Chiaramente non ho potuto esimermi dall’obbligo morale di comparare questo mese di free agency a quello dello scorso anno e, più in generale, con quelli della mia giovinezza: dopo ore - dieci minuti al massimo - di sudorifere riflessioni ho deliberato che pure in questo caso la realtà è davvero percezione.
Non mi sento di dire che la free agency sia improvvisamente diventata noiosa, è solo che una decina abbondante d’anni fa non scrivevo di football americano e non ero “costretto” a ricavare almeno un argomento di conversazione a settimana. Mi limitavo a vivere la free agency per quello che era distraendomi con la pallacanestro, sport che a quei tempi era ancora accattivante.
Ci sono indubbiamente state annate più esplosive ed emozionanti, ma quando ero esclusivamente un tifoso non avevo problemi ad accettare passivamente un aprile fiacco: era quello che era e se il tempo sembrava non passare più… era quello che era.
Ora, invece, mi vedo costretto ad allungare il brodo parlandovi delle migliori o delle peggiori firme, delle squadre uscite meglio dalla free agency o riassumendo un tutt’altro che esaltante carosello dei quarterback.
Va da sé che a un certo punto uno finisca i superlativi - assoluti o relativi che siano - e si trovi davanti a un veronesissimo e mò?
Credo che se si vuole parlare di free agency nel 2025 sia obbligatorio prendere in esame l’emblematico caso di Tee Higgins, a mio avviso il miglior giocatore sul mercato che, in quanto tale, non è mai stato veramente sul mercato.
Anche i muri degli edifici in cui state leggendo questo articolo erano consapevoli del bisogno dei New England Patriots di mettere a disposizione di Drake Maye ricevitori in grado di mettere le mani sul pallone: niente da fare, prima Cincinnati lo ha nascosto in un luogo sicuro tramite franchise tag e poi, dopo settimane di negoziazione, gli ha rinnovato il contratto - insieme a quello di Ja’Marr Chase.
New England a quel punto si è trovata costretta a virare su Chris Godwin, il secondo miglior ricevitore sul mercato, ma questo ha seguito il proprio cuore rinunciando a un numero non indifferente di milioni di dollari per portare avanti la propria storia d’amore con i Tampa Bay Buccaneers, finora l’unica squadra nella quale ha militato fra i professionisti.

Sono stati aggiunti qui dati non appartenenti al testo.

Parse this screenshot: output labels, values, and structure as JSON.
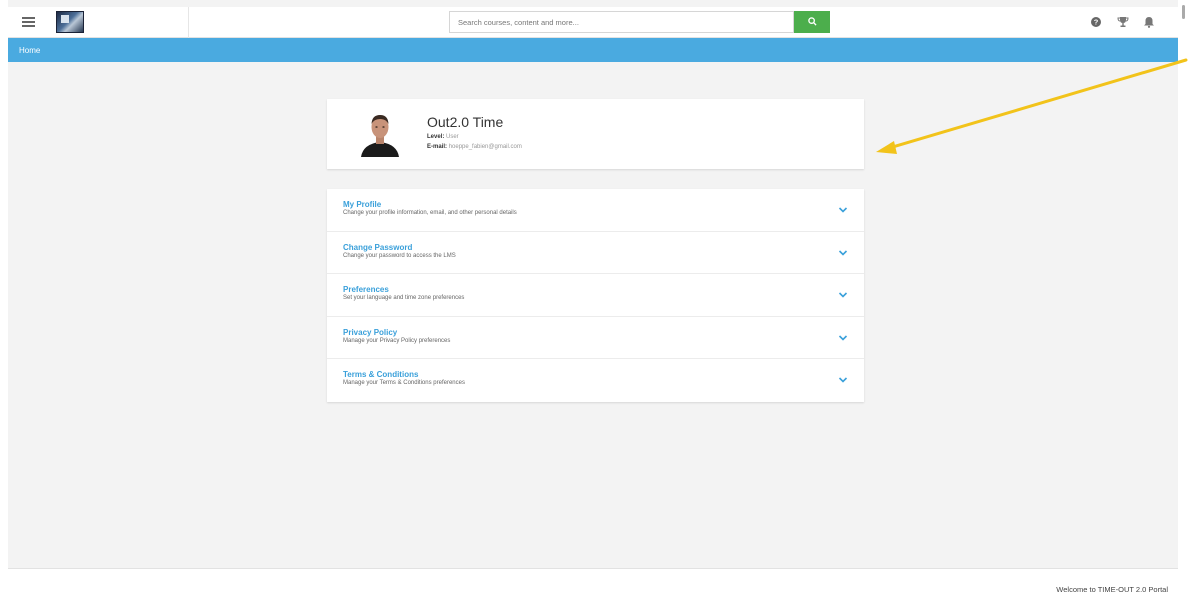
{
  "header": {
    "search_placeholder": "Search courses, content and more...",
    "icons": [
      "menu-icon",
      "help-icon",
      "trophy-icon",
      "bell-icon"
    ]
  },
  "breadcrumb": {
    "home": "Home"
  },
  "profile": {
    "name": "Out2.0 Time",
    "level_label": "Level:",
    "level_value": "User",
    "email_label": "E-mail:",
    "email_value": "hoeppe_fabien@gmail.com"
  },
  "sections": [
    {
      "title": "My Profile",
      "subtitle": "Change your profile information, email, and other personal details"
    },
    {
      "title": "Change Password",
      "subtitle": "Change your password to access the LMS"
    },
    {
      "title": "Preferences",
      "subtitle": "Set your language and time zone preferences"
    },
    {
      "title": "Privacy Policy",
      "subtitle": "Manage your Privacy Policy preferences"
    },
    {
      "title": "Terms & Conditions",
      "subtitle": "Manage your Terms & Conditions preferences"
    }
  ],
  "footer": {
    "text": "Welcome to TIME-OUT 2.0 Portal"
  },
  "colors": {
    "accent_blue": "#4aaae0",
    "link_blue": "#3aa0da",
    "search_green": "#4cae4c",
    "arrow_yellow": "#f2c31a"
  }
}
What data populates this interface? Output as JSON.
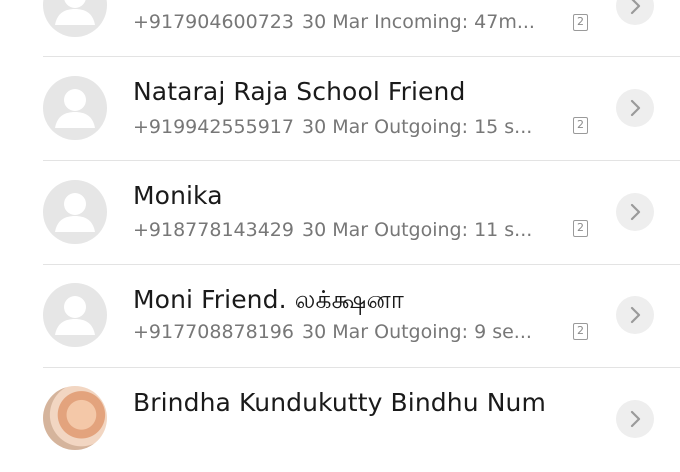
{
  "call_log": [
    {
      "name": "",
      "number": "+917904600723",
      "date": "30 Mar",
      "summary": "Incoming: 47m...",
      "sim": "2",
      "avatar": "default-contact-icon"
    },
    {
      "name": "Nataraj Raja School Friend",
      "number": "+919942555917",
      "date": "30 Mar",
      "summary": "Outgoing: 15 s...",
      "sim": "2",
      "avatar": "default-contact-icon"
    },
    {
      "name": "Monika",
      "number": "+918778143429",
      "date": "30 Mar",
      "summary": "Outgoing: 11 s...",
      "sim": "2",
      "avatar": "default-contact-icon"
    },
    {
      "name": "Moni Friend. லக்க்ஷனா",
      "number": "+917708878196",
      "date": "30 Mar",
      "summary": "Outgoing: 9 se...",
      "sim": "2",
      "avatar": "default-contact-icon"
    },
    {
      "name": "Brindha Kundukutty Bindhu Num",
      "number": "",
      "date": "",
      "summary": "",
      "sim": "",
      "avatar": "contact-photo"
    }
  ],
  "icons": {
    "details": "chevron-right-icon",
    "sim": "sim-2-icon"
  },
  "colors": {
    "background": "#ffffff",
    "name_text": "#1a1a1a",
    "detail_text": "#777777",
    "avatar_bg": "#e6e6e6",
    "divider": "#e3e3e3"
  }
}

Senza una vera possibilità di trattare con il miglior ricevitore sul mercato e successivamente snobbata da Godwin, New England ha ripiegato su Stefon Diggs, o meglio, su un Stefon Diggs quasi 32enne reduce dal più grave infortunio della propria carriera. Anni fa ci saremmo stracciati le vesti dinanzi all’eventualità di Diggs ai Patriots, ora al massimo alziamo il sopracciglio.
Non voglio in alcun modo parlarvi di Diggs come di un giocatore finito, ma mi sono sentito obbligato a imboccare questa tangente per mettervi davanti al lapalissiano fatto che trovare sul libero mercato giocatori veramente in grado di fare la differenza stia diventando sempre più raro. Nessuna squadra è infatti disposta a rinunciare a una stella senza almeno guadagnarci qualche scelta al draft: in tal caso si pensi ai Los Angeles Rams che prima di dare il benservito a Cooper Kupp hanno passato un mese a mendicare qualsivoglia sorta di compensazione. E no, nel 2025 mi risulta difficile definire Cooper Kupp come stella.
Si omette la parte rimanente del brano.